The inter-cooler is the vital feature of the two-stage or multi-stage machine. In this construction the air is partially compressed in one cylinder; it is then passed through an inter-cooler where it is cooled and finally is compressed to the desired degree in the second or other additional cylinders.
An inter-cooler is shown in Fig. [373]. The cooling surface consists of a nest of small brass water tubes. These tubes break up the stream of air entering the cooler, while their thin walls insure rapid conduction. The receiver volume formed by the connecting pipes and inter-cooler body results in a nearly uniform discharge pressure in the low-pressure cylinder. The air being outside of the tubes encounters practically no frictional resistance, and its slow passage allows time for cooling. A pocket, with gauge glass attached, is so placed as to catch any precipitated moisture which might otherwise enter the high-pressure cylinder.
An after-cooler is shown in Fig. [374]. This serves to reduce the temperature of the air after the final compression.
The heat of compression, as may be judged from the foregoing, relating to inter and after-coolers is a feature of interest. The temperature to which it finally attains depends, 1, upon the initial temperature; 2, upon the degree of compression, or in other words, the amount of work expended upon the compression.
The extent of this heating is shown in the following table, for dry air when compression is performed with no cooling.
| Temperature of air before compression, | 60° | 90° |
| Temperature of air compressed to 15 lbs. | 177° | 212° |
| „„„„ 30 lbs. | 255° | 294° |
| „„„„ 45 lbs. | 317° | 362° |
| „„„„ 60 lbs. | 369° | 417° |
| „„„„ 75 lbs. | 416° | 465° |
| „„„„ 90 lbs. | 455° | 507° |
| „„„„ 105 lbs. | 490° | 545° |
| „„„„ 120 lbs. | 524° | 580° |
The Norwalk compound compressor is shown in outline by the cut 375. The large air cylinder on the left determines the capacity of the compressor; for illustration assume its piston at 100 square inches area; the small air cylinder can have an area of thirty-three and one-third square inches.
The small piston only encounters the heaviest pressure; at 100 pounds pressure the resistance to its advance is 3,333 pounds. The resistance against the large piston is its area multiplied by the pressure which is caused by forcing the air from the large cylinder into the smaller cylinder. In this case it is thirty pounds per square inch. But as this thirty pounds pressure acts on the back of the small piston, and hence assists the machine, the net resistance to forcing the air from the large into the small cylinder is equal to the difference of the area of the two pistons multiplied by the thirty pounds pressure. This is sixty-six and two-thirds by thirty, and equals 2,000 pounds.

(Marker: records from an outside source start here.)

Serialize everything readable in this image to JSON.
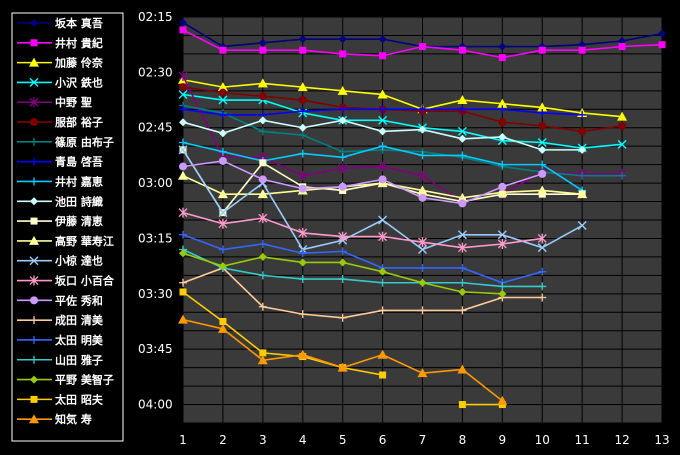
{
  "chart_data": {
    "type": "line",
    "title": "",
    "xlabel": "",
    "ylabel": "",
    "x": [
      1,
      2,
      3,
      4,
      5,
      6,
      7,
      8,
      9,
      10,
      11,
      12,
      13
    ],
    "x_tick_labels": [
      "1",
      "2",
      "3",
      "4",
      "5",
      "6",
      "7",
      "8",
      "9",
      "10",
      "11",
      "12",
      "13"
    ],
    "y_tick_labels": [
      "02:15",
      "02:30",
      "02:45",
      "03:00",
      "03:15",
      "03:30",
      "03:45",
      "04:00"
    ],
    "ylim_minutes": [
      135,
      245
    ],
    "y_inverted": true,
    "grid": true,
    "legend_position": "left",
    "series": [
      {
        "name": "坂本 真吾",
        "color": "#000080",
        "marker": "diamond",
        "values": [
          136.5,
          143.0,
          142.0,
          141.0,
          141.0,
          141.0,
          143.0,
          143.0,
          143.0,
          143.0,
          142.5,
          141.5,
          139.5
        ]
      },
      {
        "name": "井村 貴紀",
        "color": "#ff00ff",
        "marker": "square",
        "values": [
          138.5,
          144.0,
          144.0,
          144.0,
          145.0,
          145.5,
          143.0,
          144.0,
          146.0,
          144.0,
          144.0,
          143.0,
          142.5
        ]
      },
      {
        "name": "加藤 伶奈",
        "color": "#ffff00",
        "marker": "triangle",
        "values": [
          152.0,
          154.0,
          153.0,
          154.0,
          155.0,
          156.0,
          160.0,
          157.5,
          158.5,
          159.5,
          161.0,
          162.0,
          null
        ]
      },
      {
        "name": "小沢 鉄也",
        "color": "#00ffff",
        "marker": "x",
        "values": [
          156.0,
          157.5,
          157.5,
          161.0,
          163.0,
          163.0,
          165.0,
          166.0,
          168.5,
          169.0,
          170.5,
          169.5,
          null
        ]
      },
      {
        "name": "中野 聖",
        "color": "#800080",
        "marker": "star",
        "values": [
          151.0,
          173.0,
          173.0,
          178.0,
          176.0,
          175.5,
          178.0,
          185.0,
          183.0,
          177.0,
          177.5,
          177.5,
          null
        ]
      },
      {
        "name": "服部 裕子",
        "color": "#800000",
        "marker": "circle",
        "values": [
          154.0,
          155.5,
          156.5,
          157.5,
          159.5,
          160.0,
          160.5,
          160.5,
          163.5,
          164.5,
          166.0,
          164.5,
          null
        ]
      },
      {
        "name": "篠原 由布子",
        "color": "#008080",
        "marker": "plus",
        "values": [
          159.0,
          161.0,
          166.0,
          167.0,
          171.5,
          171.0,
          171.5,
          173.0,
          175.5,
          177.0,
          178.0,
          178.0,
          null
        ]
      },
      {
        "name": "青島 啓吾",
        "color": "#0000ff",
        "marker": "plus",
        "values": [
          160.0,
          161.5,
          161.5,
          160.5,
          160.0,
          160.0,
          160.0,
          160.0,
          160.0,
          161.0,
          161.5,
          null,
          null
        ]
      },
      {
        "name": "井村 嘉恵",
        "color": "#00ccff",
        "marker": "plus",
        "values": [
          169.0,
          171.5,
          174.0,
          172.0,
          173.0,
          170.0,
          172.5,
          172.5,
          175.0,
          175.0,
          182.0,
          null,
          null
        ]
      },
      {
        "name": "池田 詩織",
        "color": "#ccffff",
        "marker": "diamond",
        "values": [
          163.5,
          166.5,
          163.0,
          165.0,
          163.0,
          166.0,
          165.5,
          168.0,
          167.5,
          171.0,
          171.0,
          null,
          null
        ]
      },
      {
        "name": "伊藤 清恵",
        "color": "#ffffcc",
        "marker": "square",
        "values": [
          171.0,
          188.0,
          174.5,
          181.0,
          182.0,
          180.0,
          183.0,
          185.0,
          183.0,
          183.0,
          183.0,
          null,
          null
        ]
      },
      {
        "name": "高野 華寿江",
        "color": "#ffff99",
        "marker": "triangle",
        "values": [
          178.0,
          183.0,
          183.0,
          182.0,
          181.0,
          180.0,
          182.0,
          184.0,
          182.5,
          182.0,
          183.0,
          null,
          null
        ]
      },
      {
        "name": "小椋 達也",
        "color": "#99ccff",
        "marker": "x",
        "values": [
          171.0,
          188.0,
          180.0,
          198.0,
          195.5,
          190.0,
          198.0,
          194.0,
          194.0,
          197.5,
          191.5,
          null,
          null
        ]
      },
      {
        "name": "坂口 小百合",
        "color": "#ff99cc",
        "marker": "star",
        "values": [
          188.0,
          191.0,
          189.5,
          193.5,
          194.5,
          194.5,
          196.0,
          197.5,
          196.5,
          195.0,
          null,
          null,
          null
        ]
      },
      {
        "name": "平佐 秀和",
        "color": "#cc99ff",
        "marker": "circle",
        "values": [
          175.5,
          174.0,
          179.0,
          181.5,
          181.0,
          179.0,
          184.0,
          185.5,
          181.0,
          177.5,
          null,
          null,
          null
        ]
      },
      {
        "name": "成田 清美",
        "color": "#ffcc99",
        "marker": "plus",
        "values": [
          207.0,
          203.0,
          213.5,
          215.5,
          216.5,
          214.5,
          214.5,
          214.5,
          211.0,
          211.0,
          null,
          null,
          null
        ]
      },
      {
        "name": "太田 明美",
        "color": "#3366ff",
        "marker": "plus",
        "values": [
          194.0,
          198.0,
          196.5,
          199.0,
          198.5,
          203.0,
          203.0,
          203.0,
          207.0,
          204.0,
          null,
          null,
          null
        ]
      },
      {
        "name": "山田 雅子",
        "color": "#33cccc",
        "marker": "plus",
        "values": [
          198.0,
          203.0,
          205.0,
          206.0,
          206.0,
          207.0,
          207.0,
          207.0,
          208.0,
          208.0,
          null,
          null,
          null
        ]
      },
      {
        "name": "平野 美智子",
        "color": "#99cc00",
        "marker": "diamond",
        "values": [
          199.0,
          202.5,
          200.0,
          201.5,
          201.5,
          204.0,
          207.0,
          209.5,
          210.0,
          null,
          null,
          null,
          null
        ]
      },
      {
        "name": "太田 昭夫",
        "color": "#ffcc00",
        "marker": "square",
        "values": [
          209.5,
          217.5,
          226.0,
          227.0,
          230.0,
          232.0,
          null,
          240.0,
          240.0,
          null,
          null,
          null,
          null
        ]
      },
      {
        "name": "知気 寿",
        "color": "#ff9900",
        "marker": "triangle",
        "values": [
          217.0,
          219.5,
          228.0,
          226.5,
          230.0,
          226.5,
          231.5,
          230.5,
          239.0,
          null,
          null,
          null,
          null
        ]
      }
    ]
  }
}
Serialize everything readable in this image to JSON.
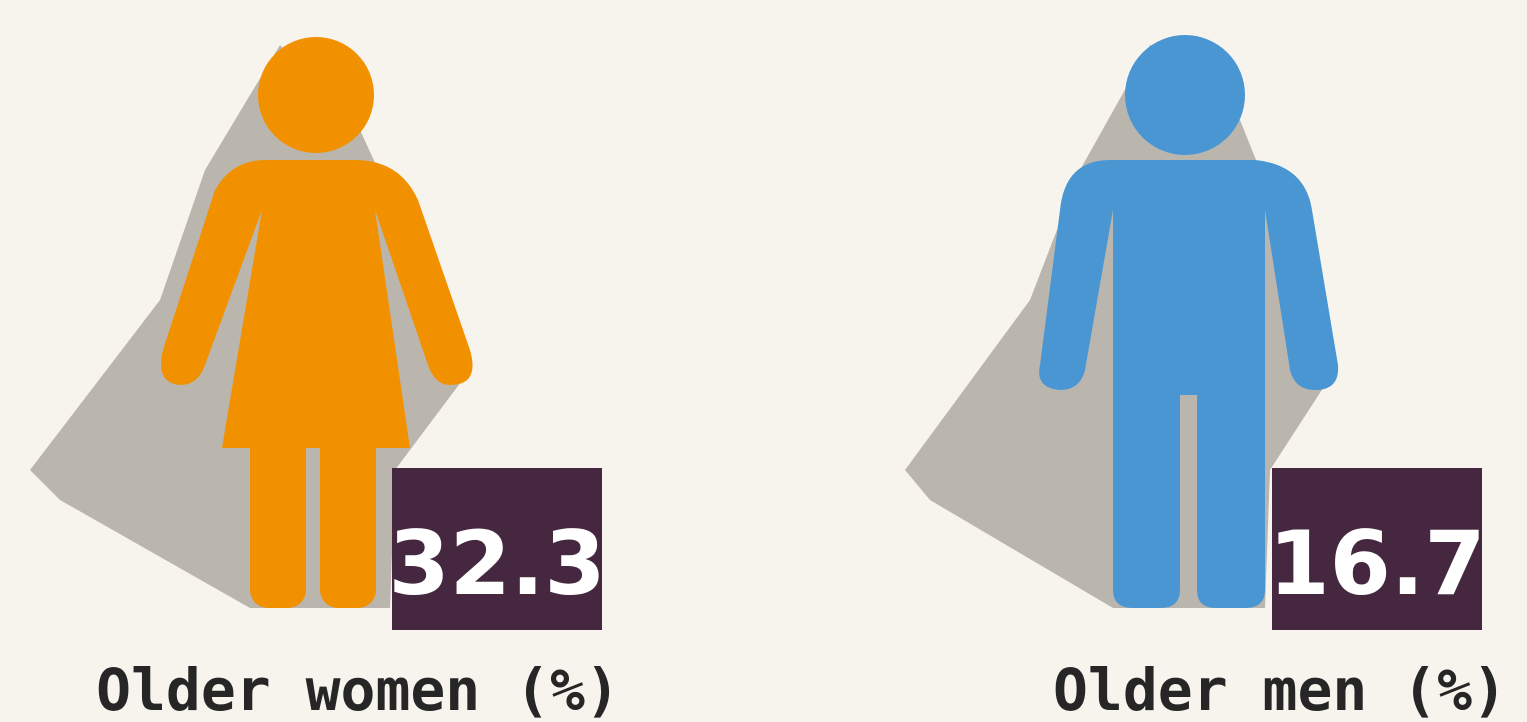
{
  "figures": [
    {
      "label": "Older women (%)",
      "value": "32.3"
    },
    {
      "label": "Older men (%)",
      "value": "16.7"
    }
  ]
}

Hence 2,000 pounds, the resistance to forcing the air from the larger into the smaller cylinder, plus 3,333 pounds, the resistance in the smaller cylinder to compressing it to 100 pounds, is the sum of all the resistances in the compound cylinders at the time of greatest effort. This is 5,333 pounds. By thus reducing the work to be done at the end of the stroke, more work is done in the first part, and the resistance is made nearly uniform for the whole stroke.